Want Happy Customers? Bet Your 'Bottom Dollar'

Regardless of the price, the more money your customers have in their pocket at the end of a transaction, the better they will feel about the purchase, new research suggests.

Consumers experience significant differences in satisfaction based solely on their budget status or financial condition at the time of purchase, rather than the quality of the product or how much it costs, according to a study set to be published in the Journal of Consumer Research

The research confirmed the existence of the so-called "bottom-dollar effect," when a consumer's satisfaction for a product decreases as that buyer's budget is exhausted.

One of the study's authors, University of Arkansas assistant professor of marketing Robin Soster, said the study has major implications for retail marketers and managers.

"Because the status of consumers' budgets may influence satisfaction with a product, marketing managers might consider the timing of promotions to coincide with resource availability," Soster said. "If a marketer’s goal is to attract new customers, initial promotions might be better timed at the beginning of a month or immediately after consumers receive tax refunds, to ensure that budgets are not approaching exhaustion at the time of purchase."

As part of the study, researchers focused on the distress consumers feel when spending their final dollars and how this distress alone influences satisfaction with products. Researchers measured how satisfied people were with movies purchased at different moments in the budgetary cycle.

"We predicted that as budget balances dwindled, the remaining dollars would be more painful to part with," Soster said. "This, in turn, would make products feel more costly, so people were less satisfied with what they bought."

The authors considered the pain of spending in various ways. For example, they found that if consumers think it is difficult to earn resources to replenish a budget, or if budget replenishment is a long way off, they get less satisfaction from the same item.

Results also showed that getting free money when budgets are near exhaustion eliminates decreases in satisfaction. However, such free funding has no influence on satisfaction with a purchased product if the windfall arrives when plenty of resources are available. The bottom-dollar effect on satisfaction also disappears if consumers are told their budgets will be replenished soon.
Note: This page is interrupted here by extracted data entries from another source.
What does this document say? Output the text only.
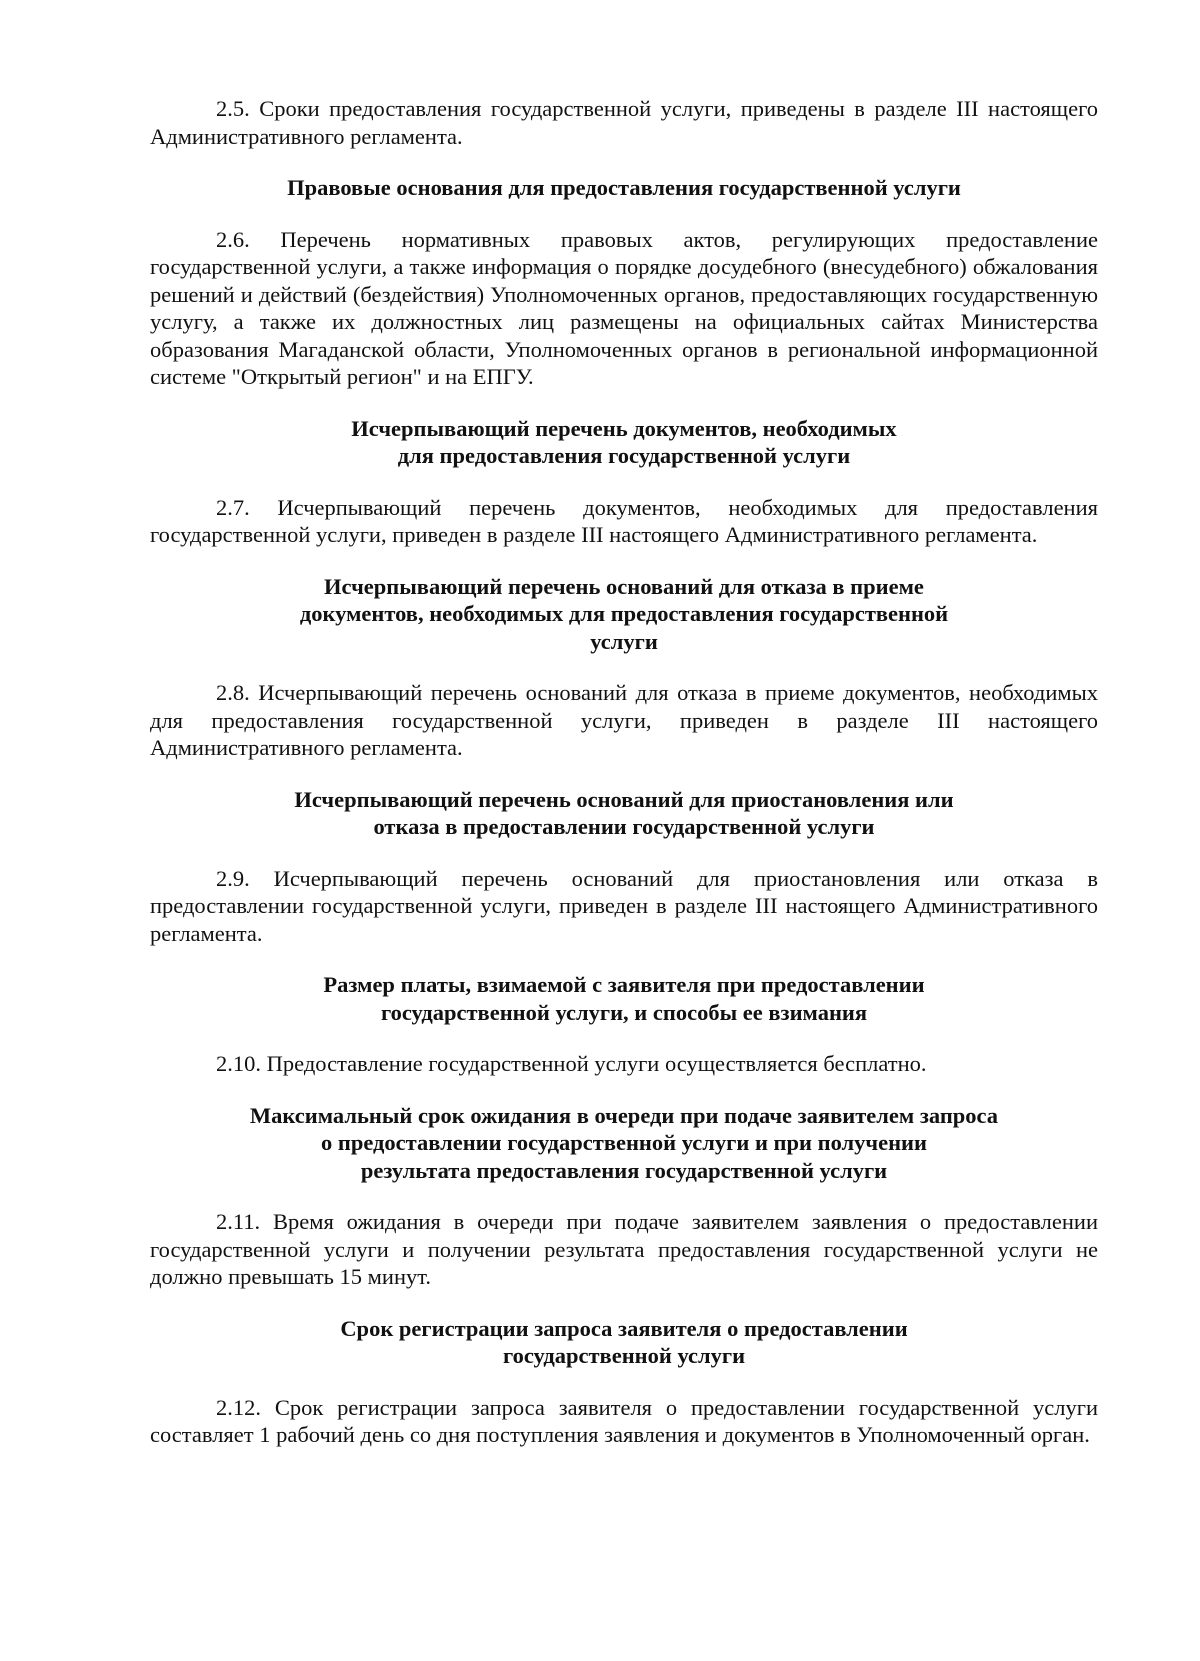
2.5. Сроки предоставления государственной услуги, приведены в разделе III настоящего Административного регламента.

Правовые основания для предоставления государственной услуги

2.6. Перечень нормативных правовых актов, регулирующих предоставление государственной услуги, а также информация о порядке досудебного (внесудебного) обжалования решений и действий (бездействия) Уполномоченных органов, предоставляющих государственную услугу, а также их должностных лиц размещены на официальных сайтах Министерства образования Магаданской области, Уполномоченных органов в региональной информационной системе "Открытый регион" и на ЕПГУ.

Исчерпывающий перечень документов, необходимых
для предоставления государственной услуги

2.7. Исчерпывающий перечень документов, необходимых для предоставления государственной услуги, приведен в разделе III настоящего Административного регламента.

Исчерпывающий перечень оснований для отказа в приеме
документов, необходимых для предоставления государственной
услуги

2.8. Исчерпывающий перечень оснований для отказа в приеме документов, необходимых для предоставления государственной услуги, приведен в разделе III настоящего Административного регламента.

Исчерпывающий перечень оснований для приостановления или
отказа в предоставлении государственной услуги

2.9. Исчерпывающий перечень оснований для приостановления или отказа в предоставлении государственной услуги, приведен в разделе III настоящего Административного регламента.

Размер платы, взимаемой с заявителя при предоставлении
государственной услуги, и способы ее взимания

2.10. Предоставление государственной услуги осуществляется бесплатно.

Максимальный срок ожидания в очереди при подаче заявителем запроса
о предоставлении государственной услуги и при получении
результата предоставления государственной услуги

2.11. Время ожидания в очереди при подаче заявителем заявления о предоставлении государственной услуги и получении результата предоставления государственной услуги не должно превышать 15 минут.

Срок регистрации запроса заявителя о предоставлении
государственной услуги

2.12. Срок регистрации запроса заявителя о предоставлении государственной услуги составляет 1 рабочий день со дня поступления заявления и документов в Уполномоченный орган.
Soster said these findings are important not only for marketers and retailers, but for consumers, too.

"They reveal that satisfaction is influenced by more than the experience of a product and its cost," she said. "While some people may be able to mitigate the effects of this phenomenon by ignoring their budgets, a more fiscally responsible approach would be to make important purchases only when budgets are flush with resources."

The study was co-authored by Andrew Gershoff at the University of Texas at Austin and William Bearden from the University of South Carolina.